Siempre lo he dicho. Viajar en el tiempo es tan fácil. Los jesuitas me enseñaron una técnica infalible (vamos, tampoco es un invento de los jesuitas, es más algo de naturaleza humana que ellos simplemente incorporan a sus ejercicios), y es «revisar cómo ha sido tu día» antes de dormir. Es como ver fragmentos de lo que te ha pasado y ver qué ha sido bueno o no tanto. Llámelo «espiritualidad ignaciana» o simplemente «recordar es vivir», cuando hacemos esa revisión podemos rehacerla (en nuestra mente, por supuesto) y pensar qué palabras hubieran sido mejores, qué actitudes pudieran haber sido más proactivas, qué cosa no vimos en el momento que nos hubiera ayudado a comprender mejor una situación, etc.
Básicamente es lo que nos propone About Time, de Richard Curtis. Un chamo de 21 años descubre que puede viajar en el tiempo, según le confiesa su papá. Las reglas son sencillas: solo puedes viajar al pasado, no al futuro.
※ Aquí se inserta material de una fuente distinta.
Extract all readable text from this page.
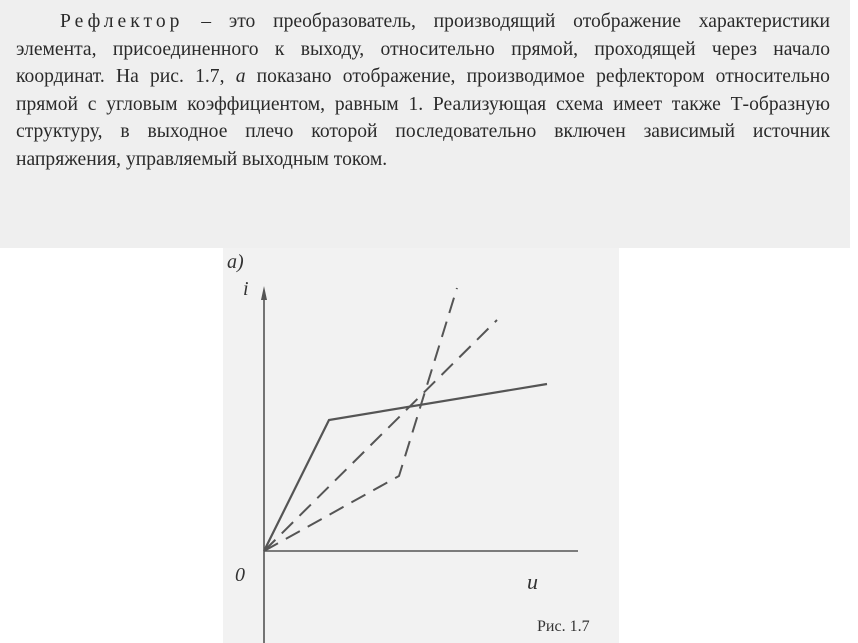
Рефлектор – это преобразователь, производящий отображение характеристики элемента, присоединенного к выходу, относительно прямой, проходящей через начало координат. На рис. 1.7, a показано отображение, производимое рефлектором относительно прямой с угловым коэффициентом, равным 1. Реализующая схема имеет также Т-образную структуру, в выходное плечо которой последовательно включен зависимый источник напряжения, управляемый выходным током.

a)
i
0	u
Рис. 1.7
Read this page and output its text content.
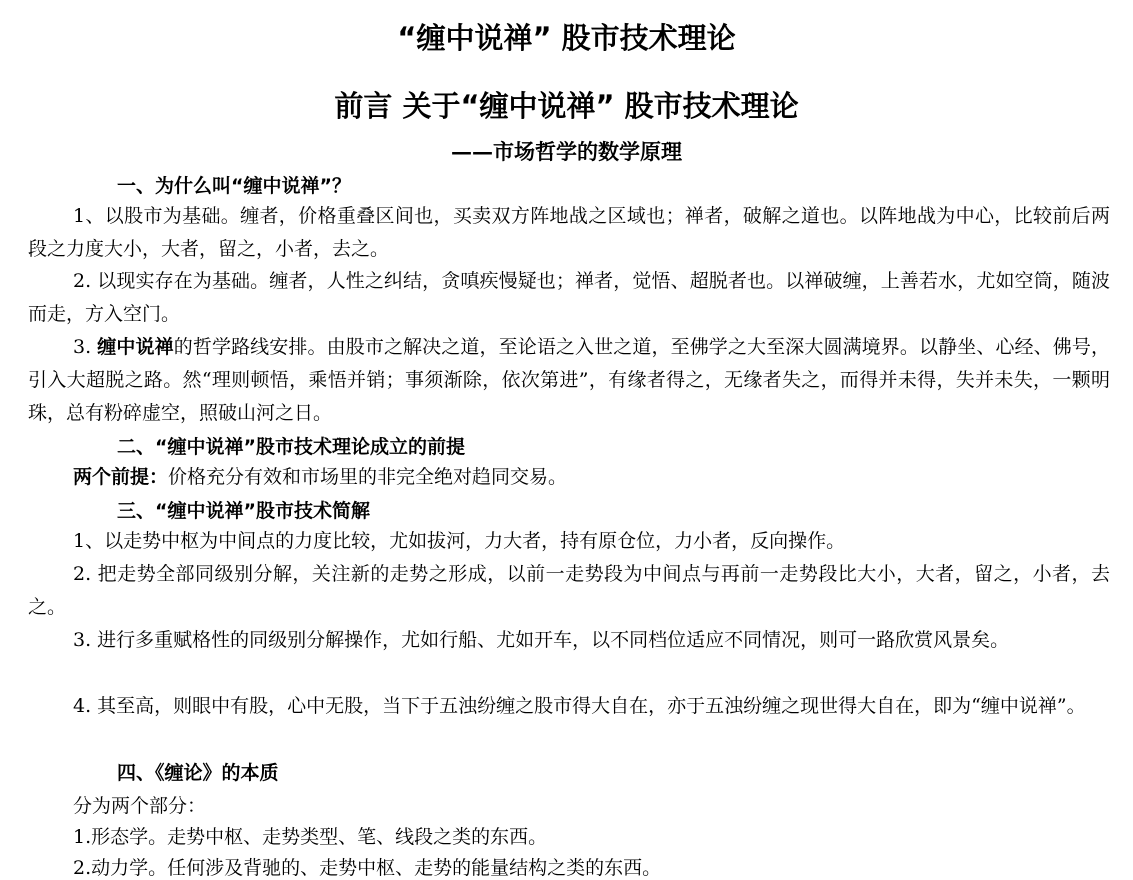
“缠中说禅” 股市技术理论
前言 关于“缠中说禅” 股市技术理论
——市场哲学的数学原理
一、为什么叫“缠中说禅”？
1、以股市为基础。缠者，价格重叠区间也，买卖双方阵地战之区域也；禅者，破解之道也。以阵地战为中心，比较前后两段之力度大小，大者，留之，小者，去之。
2. 以现实存在为基础。缠者，人性之纠结，贪嗔疾慢疑也；禅者，觉悟、超脱者也。以禅破缠，上善若水，尤如空筒，随波而走，方入空门。
3. 缠中说禅的哲学路线安排。由股市之解决之道，至论语之入世之道，至佛学之大至深大圆满境界。以静坐、心经、佛号，引入大超脱之路。然“理则顿悟，乘悟并销；事须渐除，依次第进”，有缘者得之，无缘者失之，而得并未得，失并未失，一颗明珠，总有粉碎虚空，照破山河之日。
二、“缠中说禅”股市技术理论成立的前提
两个前提：价格充分有效和市场里的非完全绝对趋同交易。
三、“缠中说禅”股市技术简解
1、以走势中枢为中间点的力度比较，尤如拔河，力大者，持有原仓位，力小者，反向操作。
2. 把走势全部同级别分解，关注新的走势之形成，以前一走势段为中间点与再前一走势段比大小，大者，留之，小者，去之。
3. 进行多重赋格性的同级别分解操作，尤如行船、尤如开车，以不同档位适应不同情况，则可一路欣赏风景矣。
4. 其至高，则眼中有股，心中无股，当下于五浊纷缠之股市得大自在，亦于五浊纷缠之现世得大自在，即为“缠中说禅”。
四、《缠论》的本质
分为两个部分：
1.形态学。走势中枢、走势类型、笔、线段之类的东西。
2.动力学。任何涉及背驰的、走势中枢、走势的能量结构之类的东西。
Puedes ir a sitios y momentos en los que hayas estado personalmente (es una premisa que rápidamente se vuelan, jejeje, pero bueno), y debes usar el viaje para hacer que tu vida sea como quieres que sea (ojo con el dinero, ojo con el mínimo esfuerzo, ojo con el amor). Es decir, es un método aplicable en la vida misma, sin necesidad de mucha tecnología y efectos especiales. Quizá por eso esta película no entra en género de ciencia ficción y se queda en los terrenos hermanos de la fantasía.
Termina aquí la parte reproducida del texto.